En sus pinturas, realizadas principalmente con óleos y acrílicos, ese proceso aparece en las propias superficies. Las acumulaciones de pigmentos, las costras y los sedimentos que se van formando generan texturas que transmiten al espectador una sensación de tiempo transcurrido. La materia deja de ser solamente un soporte para convertirse también en protagonista.
Rodríguez Ortega se reconoce dentro de una búsqueda que combina el expresionismo con ciertos elementos constructivistas, pero existe en su trabajo una idea que sostiene con particular claridad: el concepto no puede estar separado de la potencia estética de una obra. Para Paco, una idea por sí sola no alcanza si la obra no logra funcionar desde lo plástico.

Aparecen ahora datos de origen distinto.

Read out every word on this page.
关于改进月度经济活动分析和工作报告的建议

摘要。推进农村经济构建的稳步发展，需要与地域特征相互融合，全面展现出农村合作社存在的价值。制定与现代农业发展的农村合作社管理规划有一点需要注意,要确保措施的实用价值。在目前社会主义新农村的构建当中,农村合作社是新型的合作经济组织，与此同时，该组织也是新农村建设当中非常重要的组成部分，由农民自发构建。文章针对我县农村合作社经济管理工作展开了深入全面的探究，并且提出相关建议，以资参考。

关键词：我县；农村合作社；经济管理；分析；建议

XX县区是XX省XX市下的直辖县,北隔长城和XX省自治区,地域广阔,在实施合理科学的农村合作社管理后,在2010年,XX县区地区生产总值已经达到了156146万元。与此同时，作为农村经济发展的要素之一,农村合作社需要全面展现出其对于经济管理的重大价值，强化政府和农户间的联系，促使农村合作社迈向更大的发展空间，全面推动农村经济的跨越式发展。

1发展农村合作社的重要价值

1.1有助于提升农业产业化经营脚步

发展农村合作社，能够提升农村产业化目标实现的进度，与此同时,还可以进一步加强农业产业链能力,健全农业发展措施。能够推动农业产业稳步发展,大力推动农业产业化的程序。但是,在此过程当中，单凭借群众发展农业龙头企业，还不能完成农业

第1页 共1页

Esa mirada también permite comprender el diálogo que se genera dentro de la muestra de Metáfora. Las obras de Fabián Martinetto, vinculadas a su mundo urbano, conviven con las geometrías y las referencias a los nidos y las aves presentes en el trabajo de Alicia Montesanto, generando un conjunto que, según Rodríguez Ortega, logra integrarse desde una cuidada relación estética.
Una obra en constante transformación
La búsqueda de Paco Rodríguez Ortega continúa también en Mutaciones, la exposición que tiene como escenario la Casa de la Cultura, ubicada en General Paz y Rivadavia. La propuesta reúne una selección de obras realizadas durante los últimos tres años y establece un recorrido por distintos estados de su producción, recuperando también referencias a etapas anteriores de su trayectoria.
La muestra incorpora, además, producción nueva, con una importante cantidad de obras y telas de grandes dimensiones.
El nombre Mutaciones parece dialogar naturalmente con una obra que observa las transformaciones: de las imágenes, de la materia y también de la propia producción artística. En ese movimiento, Rodríguez Ortega continúa construyendo un lenguaje donde las capas de pintura, las formas, los colores y las texturas hablan de aquello que permanece, pero también de todo lo que inevitablemente cambia.
Porque, en definitiva, su pintura parece encontrar justamente allí uno de sus mayores interrogantes: qué deja el tiempo sobre las cosas y qué nuevas formas pueden surgir de esas huellas.